Dr Agarwal says the application covers the key components of care during pregnancy, care after birth for mother and newborn, care of young children and monitoring and tracking of the their growth. It helps in timely identification of deviation from normal progress during pregnancy as well as after the birth of the child.
“It also helps in better communication of messages which are auto-generated depending on the situation of the woman and child. It also helps in tracking of the growth of every child, which will lead to timely identification of undernourished children. The app generates the work plan and due list for ANMs so that no woman and child is left.
“Most often ANMs forget to provide services to the eligible couple using family planning methods. This application will automatically remind both to the user and ANMs regarding services to be provided for family planning to the eligible couples,” he adds.
The app has a feature for an automated SMS generated at the time of registration as well two days prior to next service due date. This will help in improving the coverage and continuity of coverage of key Maternal and Child Survival Interventions.

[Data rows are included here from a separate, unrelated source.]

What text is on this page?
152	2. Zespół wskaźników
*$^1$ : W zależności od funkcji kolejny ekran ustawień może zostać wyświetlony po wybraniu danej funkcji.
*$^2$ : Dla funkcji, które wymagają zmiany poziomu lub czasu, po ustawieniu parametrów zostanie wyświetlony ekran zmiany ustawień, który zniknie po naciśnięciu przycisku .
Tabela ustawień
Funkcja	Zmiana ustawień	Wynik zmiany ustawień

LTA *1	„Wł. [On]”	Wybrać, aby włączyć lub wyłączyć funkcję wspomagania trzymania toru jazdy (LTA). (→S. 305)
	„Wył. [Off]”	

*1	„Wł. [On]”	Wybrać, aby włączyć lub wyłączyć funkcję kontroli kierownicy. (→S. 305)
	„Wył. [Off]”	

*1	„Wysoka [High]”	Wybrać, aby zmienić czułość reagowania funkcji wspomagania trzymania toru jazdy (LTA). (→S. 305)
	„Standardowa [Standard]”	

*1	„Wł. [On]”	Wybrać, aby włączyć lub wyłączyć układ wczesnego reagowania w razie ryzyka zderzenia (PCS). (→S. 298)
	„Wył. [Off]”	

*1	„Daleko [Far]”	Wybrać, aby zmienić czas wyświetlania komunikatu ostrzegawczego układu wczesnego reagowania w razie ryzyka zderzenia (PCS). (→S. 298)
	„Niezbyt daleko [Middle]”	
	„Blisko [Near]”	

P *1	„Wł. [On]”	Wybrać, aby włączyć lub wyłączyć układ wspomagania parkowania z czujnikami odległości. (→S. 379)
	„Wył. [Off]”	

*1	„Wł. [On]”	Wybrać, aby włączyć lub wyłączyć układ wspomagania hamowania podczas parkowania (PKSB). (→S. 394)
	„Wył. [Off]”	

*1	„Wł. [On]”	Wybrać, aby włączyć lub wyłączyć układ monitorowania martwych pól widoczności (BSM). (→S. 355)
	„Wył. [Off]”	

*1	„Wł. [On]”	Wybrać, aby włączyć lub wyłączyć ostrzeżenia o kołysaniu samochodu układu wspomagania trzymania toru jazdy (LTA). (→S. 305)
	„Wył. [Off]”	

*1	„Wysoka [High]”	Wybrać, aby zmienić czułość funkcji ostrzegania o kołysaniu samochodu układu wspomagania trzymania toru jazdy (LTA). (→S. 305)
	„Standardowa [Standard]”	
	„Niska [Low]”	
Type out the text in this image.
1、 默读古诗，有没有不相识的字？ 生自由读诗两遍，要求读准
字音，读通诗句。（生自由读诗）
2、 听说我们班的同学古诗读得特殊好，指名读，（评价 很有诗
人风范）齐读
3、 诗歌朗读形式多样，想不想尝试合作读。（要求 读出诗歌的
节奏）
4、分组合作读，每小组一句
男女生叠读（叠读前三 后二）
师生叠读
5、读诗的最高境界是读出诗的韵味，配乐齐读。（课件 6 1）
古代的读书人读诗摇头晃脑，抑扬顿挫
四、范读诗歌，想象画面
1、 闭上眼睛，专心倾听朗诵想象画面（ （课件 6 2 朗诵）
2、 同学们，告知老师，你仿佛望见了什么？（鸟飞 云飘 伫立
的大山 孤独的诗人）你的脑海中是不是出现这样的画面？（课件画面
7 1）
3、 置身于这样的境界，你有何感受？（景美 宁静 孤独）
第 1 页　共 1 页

NRHM mission director in Rajasthan Naveen Jain is upbeat about the pilot in seven districts of each division of the state. “We will provide tablets to 4,042 ANMs and 2,504 ASHA Sahyoginis in these districts. The procurement process is underway. We shall be able to launch it fully by the end of October,” he says.
Rajasthan has already won accolades on national platforms for introducing online payments to ASHA through ASHA Soft. The web-based system has reduced the delay in payment to these health workers, which was demotivating them.
“We were feeding data at the PHCs in ASHA Soft, the obvious way forward for it was to do that remotely with a hand-held device. We will soon be the first state to have enabled our FHWs with technology,” Jain adds.
Dr Agarwal says that during a presentation in March this year, the Government of India was so impressed with the e-Jan Swasthya app that it decided to replicate it in two other states — Maharashtra and Himachal Pradesh. The announcement is likely later this year.
Rajasthan’s domain knowledge is surely going to lead the healthcare delivery the digital way.